Used Peugeot 2008 (Mk1, 2013-2019) - What’s it like to drive?

It’s comfortable and easy to drive around town, but the 2008 Mk1 isn’t as composed as some alternatives. Performance isn’t great on low-power models, either

The Peugeot 2008 Mk1 has good body control and agile handling, but the end result of that isn’t a small SUV that’s amazing fun to drive. Things are better on the comfort front, though: while it can be skittish on rougher roads, the 2008 Mk1 rides well over bumpier surfaces and has decent refinement levels. Performance is pretty good for the most part, too, but we’d advise against choosing the least powerful models if you regularly do long journeys or drive on A-roads and motorways.

Engines and performance

Over its lifespan, the Peugeot 2008 Mk1 was available with a selection of engines, though the choice did vary over time. The only constant throughout the Peugeot’s production run was the 1.2-litre three-cylinder petrol engine, which was offered in 81bhp, 108bhp and 128bhp flavours – though we’d suggest you avoid the sluggish 81bhp version.

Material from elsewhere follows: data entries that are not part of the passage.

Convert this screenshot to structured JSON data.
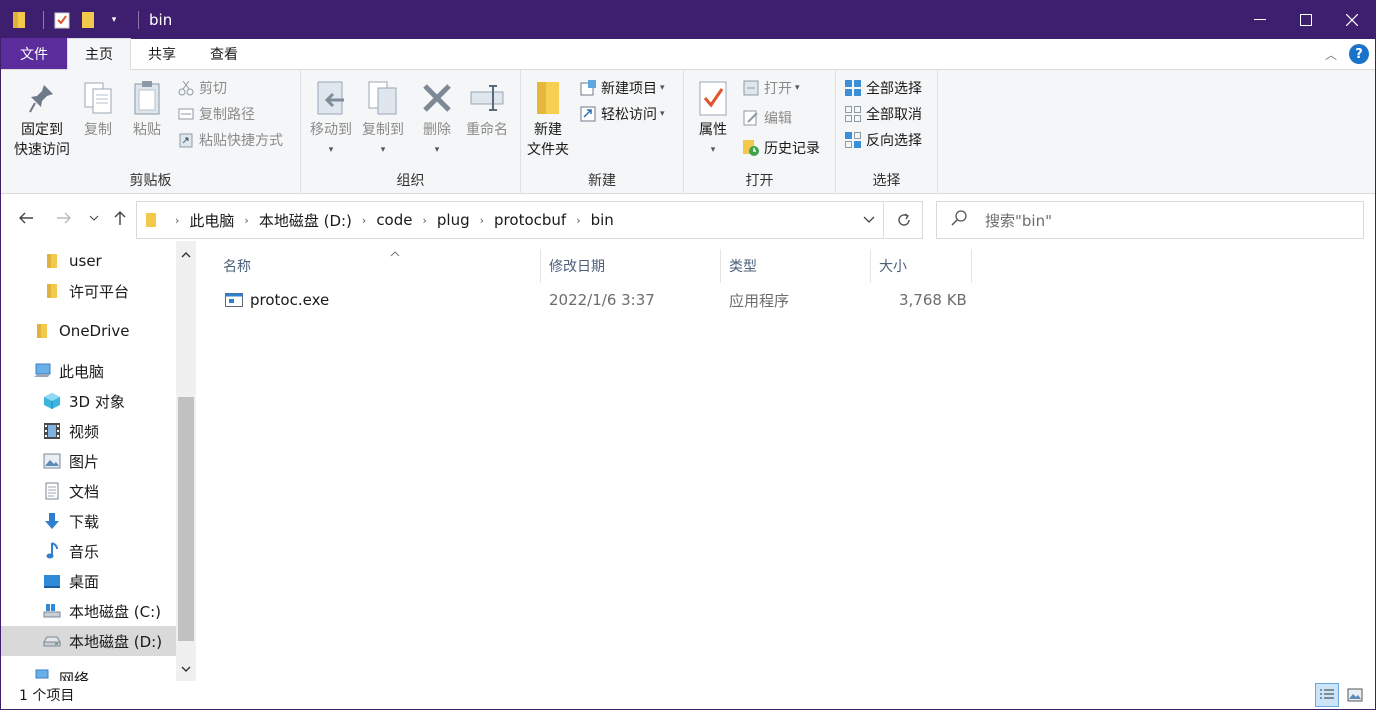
{
  "window": {
    "title": "bin"
  },
  "tabs": {
    "file": "文件",
    "home": "主页",
    "share": "共享",
    "view": "查看"
  },
  "ribbon": {
    "clipboard": {
      "label": "剪贴板",
      "pin_line1": "固定到",
      "pin_line2": "快速访问",
      "copy": "复制",
      "paste": "粘贴",
      "cut": "剪切",
      "copy_path": "复制路径",
      "paste_shortcut": "粘贴快捷方式"
    },
    "organize": {
      "label": "组织",
      "move_to": "移动到",
      "copy_to": "复制到",
      "delete": "删除",
      "rename": "重命名"
    },
    "new": {
      "label": "新建",
      "new_folder_line1": "新建",
      "new_folder_line2": "文件夹",
      "new_item": "新建项目",
      "easy_access": "轻松访问"
    },
    "open": {
      "label": "打开",
      "properties": "属性",
      "open": "打开",
      "edit": "编辑",
      "history": "历史记录"
    },
    "select": {
      "label": "选择",
      "select_all": "全部选择",
      "select_none": "全部取消",
      "invert": "反向选择"
    }
  },
  "address": {
    "crumbs": [
      "此电脑",
      "本地磁盘 (D:)",
      "code",
      "plug",
      "protocbuf",
      "bin"
    ],
    "search_placeholder": "搜索\"bin\""
  },
  "nav_pane": {
    "items": [
      {
        "label": "user",
        "icon": "folder-icon"
      },
      {
        "label": "许可平台",
        "icon": "folder-icon"
      },
      {
        "label": "OneDrive",
        "icon": "folder-icon"
      },
      {
        "label": "此电脑",
        "icon": "computer-icon"
      },
      {
        "label": "3D 对象",
        "icon": "cube-icon"
      },
      {
        "label": "视频",
        "icon": "film-icon"
      },
      {
        "label": "图片",
        "icon": "picture-icon"
      },
      {
        "label": "文档",
        "icon": "document-icon"
      },
      {
        "label": "下载",
        "icon": "download-icon"
      },
      {
        "label": "音乐",
        "icon": "music-icon"
      },
      {
        "label": "桌面",
        "icon": "desktop-icon"
      },
      {
        "label": "本地磁盘 (C:)",
        "icon": "drive-c-icon"
      },
      {
        "label": "本地磁盘 (D:)",
        "icon": "drive-d-icon"
      },
      {
        "label": "网络",
        "icon": "network-icon"
      }
    ]
  },
  "columns": {
    "name": "名称",
    "date": "修改日期",
    "type": "类型",
    "size": "大小"
  },
  "files": [
    {
      "name": "protoc.exe",
      "date": "2022/1/6 3:37",
      "type": "应用程序",
      "size": "3,768 KB"
    }
  ],
  "status": {
    "count": "1 个项目"
  },
  "colors": {
    "titlebar": "#3e1f6f",
    "file_tab": "#5b2c9c",
    "help": "#1a73c9"
  }
}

The 1.6-litre 118bhp four-cylinder petrol engine offered on pre-facelift Peugeot 2008 Mk1’s is also a little bit hit-and-miss. While the performance is decent and on-par with the equivalent 1.2-litre petrol engine, it develops its peak power and torque at higher revs, so needs to be worked a bit harder to get up to speed.

A selection of diesel engines was available on the Peugeot 2008 Mk1, too, and varied depending on the car’s age. Initially, the Peugeot could be specified with a 70bhp 1.4-litre four-cylinder, or a 1.6-litre four-cylinder with either 75bhp, 92bhp, 99bhp or 120bhp. Towards the tail end of the 2008 Mk1’s production run, those choices were replaced by a 1.5-litre four-cylinder diesel engine that was offered in 100bhp and 128bhp guises.

The Peugeot 2008 Mk1 was also offered with a variety of diesel engines. For most of the car’s production run, the diesel range consisted of 75bhp, 92bhp, 99bhp and 120bhp versions of a 1.6-litre four-cylinder, though early examples were also available with a 70bhp 1.4-litre four-cylinder diesel. Towards the tail end of the 2008 Mk1’s lifecycle, those engines were replaced in 100bhp and 118bhp guises. As with the petrols, the least powerful diesel options aren’t the easiest to recommend – while all the diesels sound a bit noisy when worked hard, the more potent options are a bit more flexible in everyday driving duties.

A number of gearboxes were available on the Peugeot 2008 Mk1, too, but not all of them were available across the range. Most of the engines came as standard with a five-speed manual, though the 120bhp+ diesels and the 128bhp petrol choices had a six-speed manual, which thanks to the extra gear ratio made them a bit more suited to cruising at motorway speeds than five-speed cars. On post-facelift cars, a six-speed automatic was available on the 128bhp diesel and the two most powerful petrol engines: it isn’t the smoothest-shifting automatic gearbox in the world, but it suits the Peugeot 2008 Mk1 well and is much nicer than the clunkier four-speed and five-speed automatics you’ll find on pre-facelift cars.

On the road

Perhaps unsurprisingly, considering it’s a small car, the Peugeot 2008 Mk1 is easy car to drive around town. The combination of light steering and a small steering wheel help make the 2008 Mk1 quite agile by compact crossover standards, and the raised ride height helps give the driver a slightly better view of the road ahead than they would in a conventional supermini. The rear pillars do cause a sizeable blind spot, though.

Handily, the Peugeot 2008 Mk1 isn’t out of its depth on more open stretches of road; body lean when cornering is nicely controlled and there’s decent noise insulation. However, that darty steering can make the Peugeot feel a bit nervous at higher speeds and, despite the fairly comfortable ride, the car can be a bit crashy and skittish over bumpy roads and broken surfaces.

Even though it has responsive steering, decent grip and good body control, the Peugeot 2008 Mk1 isn’t the most fun-to-drive car in this class, either. If you’re after behind-the-wheel thrills from a used supermini-sized SUV, you’ll be better off with something like a Mazda CX-3, a Nissan Juke or (if your budget stretches far enough) a Ford Puma.